Wizz Air’s CEO, József Váradi, has firmly rejected bankruptcy claims made by Ryanair’s chief, Michael O’Leary. This assertion comes amid rising fuel prices and ongoing challenges in the airline industry.
The ongoing Iran conflict has shut down the Strait of Hormuz, limiting fuel shipments and destabilizing the oil market. Despite this, Wizz Air has hedged 70% of its fuel needs for the summer. As a result, Wizz Air only pays $700 per metric ton of jet fuel, significantly lower than the market price of around $1,700.
Váradi stated, “I don’t think we’re going to be running out of fuel.” He emphasized that Wizz Air’s operational stability and liquidity position are strong. The airline currently holds two billion euros in cash, providing a buffer against fluctuating costs.
Key statistics:
- Wizz Air’s summer schedule is expected to be 17% larger compared to last year.
- Ryanair has hedged around 80% of its fuel needs at $67 per barrel through March 2027.
- Wizz Air’s Chief Commercial Officer reported that the carrier has hedged 86%, 71%, and 61% of its fuel needs in Q1, Q2, and Q3 of 2026 respectively.
O’Leary suggested that if oil prices remain high, two or three European airlines could face bankruptcy.
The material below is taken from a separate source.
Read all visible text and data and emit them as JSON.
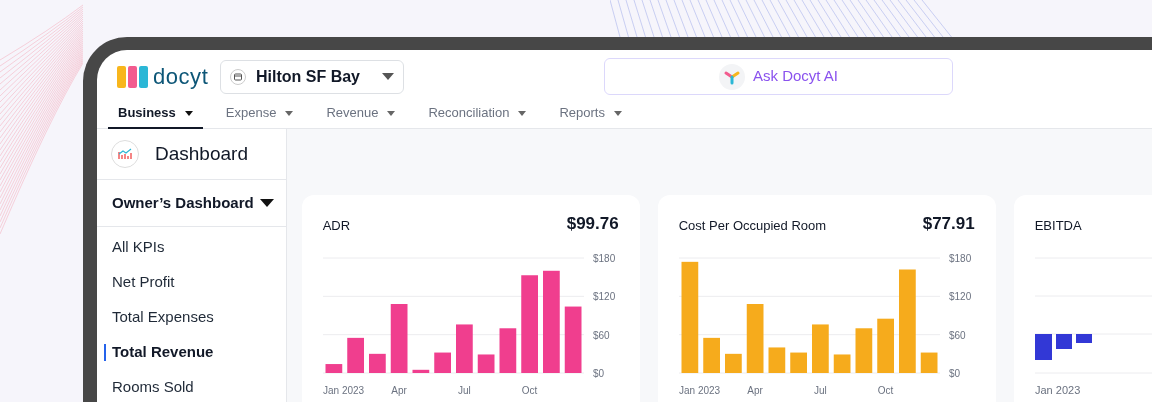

He specifically mentioned Wizz Air as a potential candidate for this crisis. However, Váradi called O’Leary’s comments “flatly untrue and false,” reinforcing Wizz Air’s resilience in the face of economic pressures.
No timeline has been shared regarding how fluctuating oil prices will impact airline operations moving forward. Observers remain vigilant as they monitor the evolving situation in the airline industry.